After a two year battle, Jon Platt has been found guilty.
In May 2016, the father won his appeal against a £120 fine in a high court ruling which was then overturned by the Isle of Wight council.
In April of this year, Jon Platt lost the Supreme Court battle of taking his daughter on holiday during term time.
They ruled that “regular attendance” had to be keeping with rules of the school.
After the Supreme Court made their ruling, the case was returned to the magistrates’ court in the Isle of Wight in which he was found guilty.
Platt was given a 12-month conditional discharge and ordered to pay £2,000 costs plus a £20 surcharge.
Afterwards, Platt admitted he was “relieved that’s it’s over”.
“This has gone on far too long and far to much money has been spent on it by me and the taxpayer,” he said.

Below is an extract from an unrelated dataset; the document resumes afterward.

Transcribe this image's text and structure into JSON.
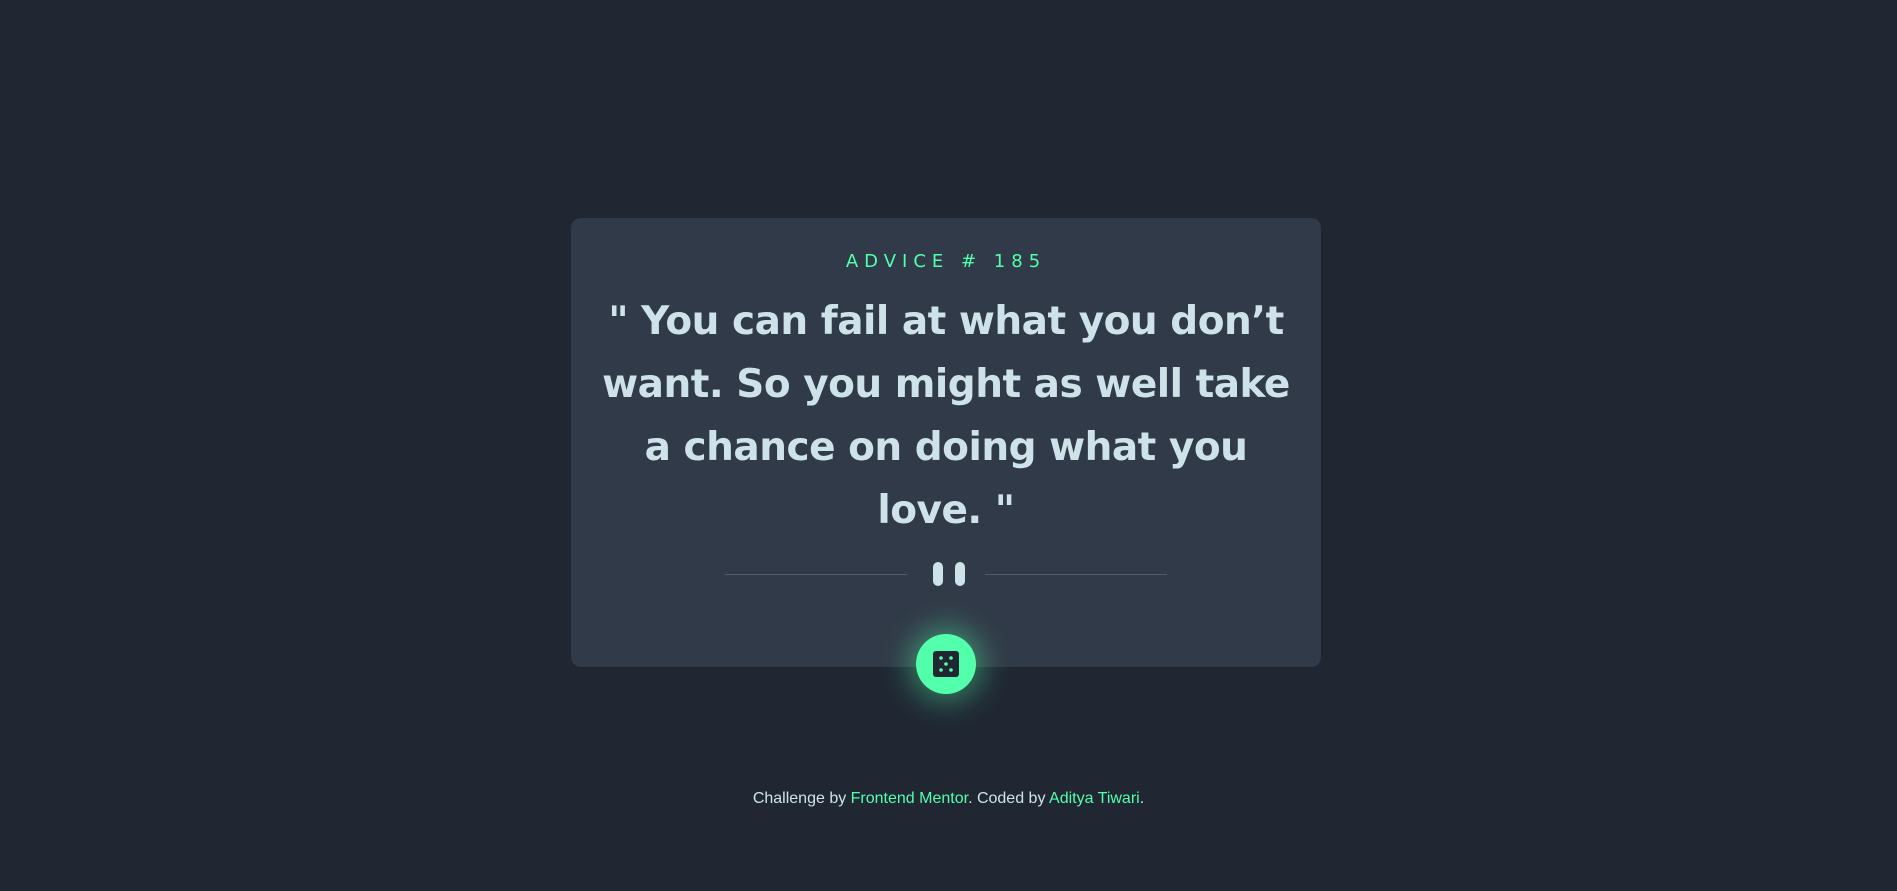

Platt said he has spent close to £30,000 on fighting the case, with additional funds covered by legal aid.
Figures disclosed to the Press Association under Freedom of Information laws have shown, as of May 10, the Department for Education had spent close to £140,000 pursuing the legal action.

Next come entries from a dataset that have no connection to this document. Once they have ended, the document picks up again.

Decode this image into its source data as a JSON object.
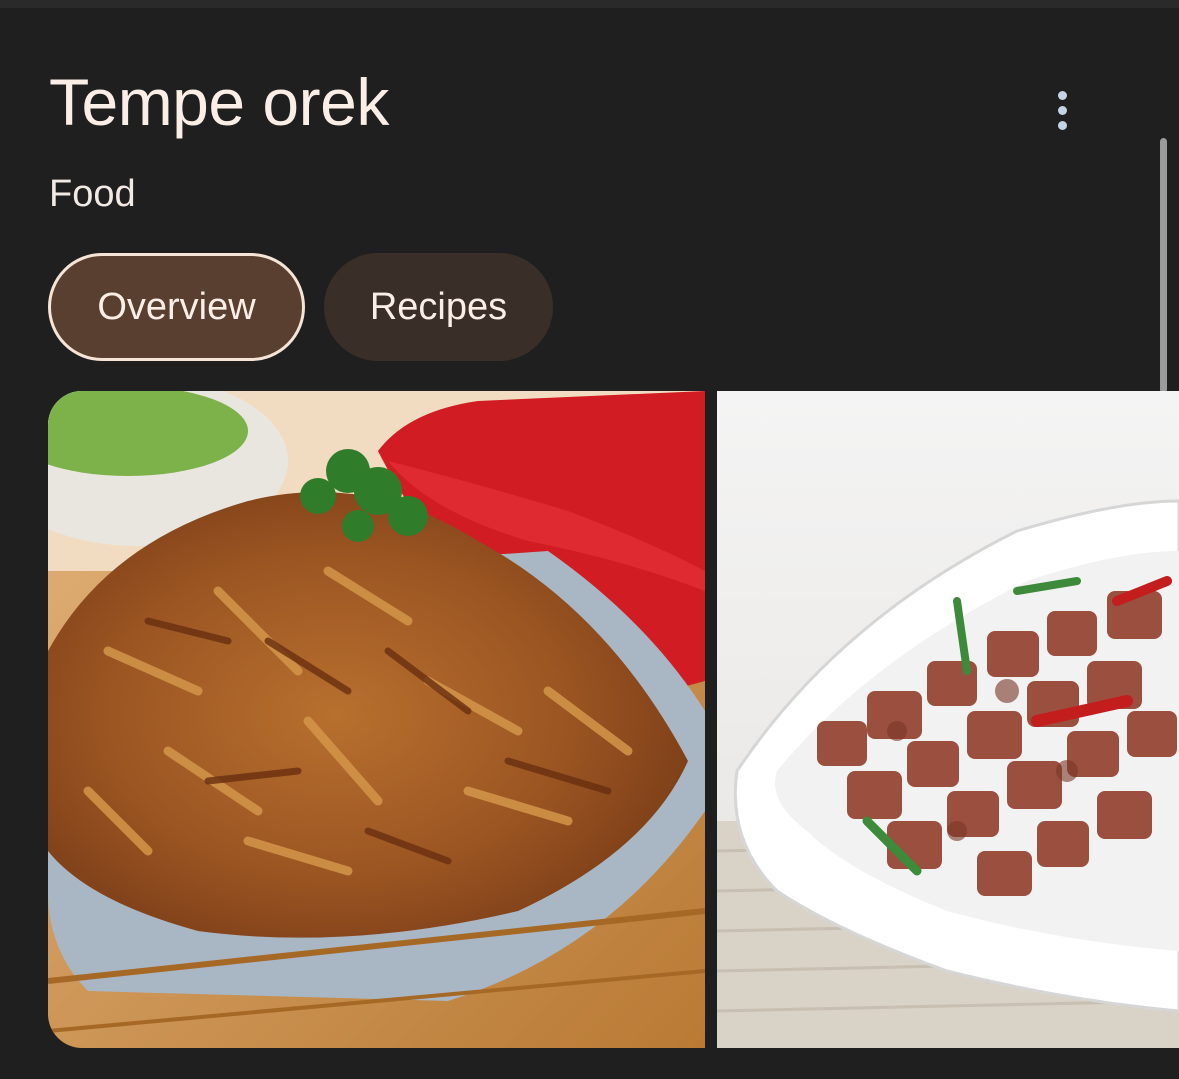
{
  "header": {
    "title": "Tempe orek",
    "subtitle": "Food",
    "more_icon": "more-vert-icon"
  },
  "tabs": [
    {
      "label": "Overview",
      "selected": true
    },
    {
      "label": "Recipes",
      "selected": false
    }
  ],
  "images": [
    {
      "description_icon": "photo"
    },
    {
      "description_icon": "photo"
    }
  ],
  "colors": {
    "background": "#1f1f1f",
    "chip_selected_bg": "#583f30",
    "chip_bg": "#3a2f28",
    "text": "#fbeee6"
  }
}
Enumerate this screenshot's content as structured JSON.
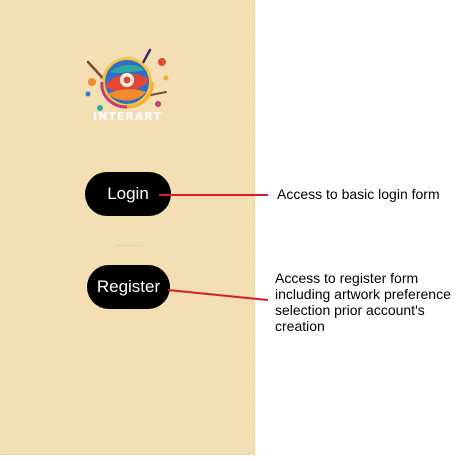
{
  "app": {
    "brand_name": "INTERART"
  },
  "buttons": {
    "login_label": "Login",
    "register_label": "Register"
  },
  "annotations": {
    "login_note": "Access to basic login form",
    "register_note": "Access to register form including artwork preference selection prior account's creation"
  },
  "colors": {
    "screen_background": "#f4deb4",
    "button_background": "#000000",
    "button_text": "#ffffff",
    "annotation_line": "#d21f2a"
  },
  "icons": {
    "logo": "artistic-swirl-logo-icon"
  }
}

This landmark decision is likely to affect millions of parents’ decision about taking their children on holidays during term time.
More clarity from the Supreme Court on how much school can be missed before parents are prosecuted will be provided.
A Department for Education spokesperson has said: “The evidence is clear that every extra day of school missed can affect a pupil’s chance of gaining good GCSEs, which has a lasting effect on their life chances.”
“We are clear that children’s attendance at school is non-negotiable so we will now look to change the legislation. We also plan to strengthen statutory guidance to schools and local authorities.”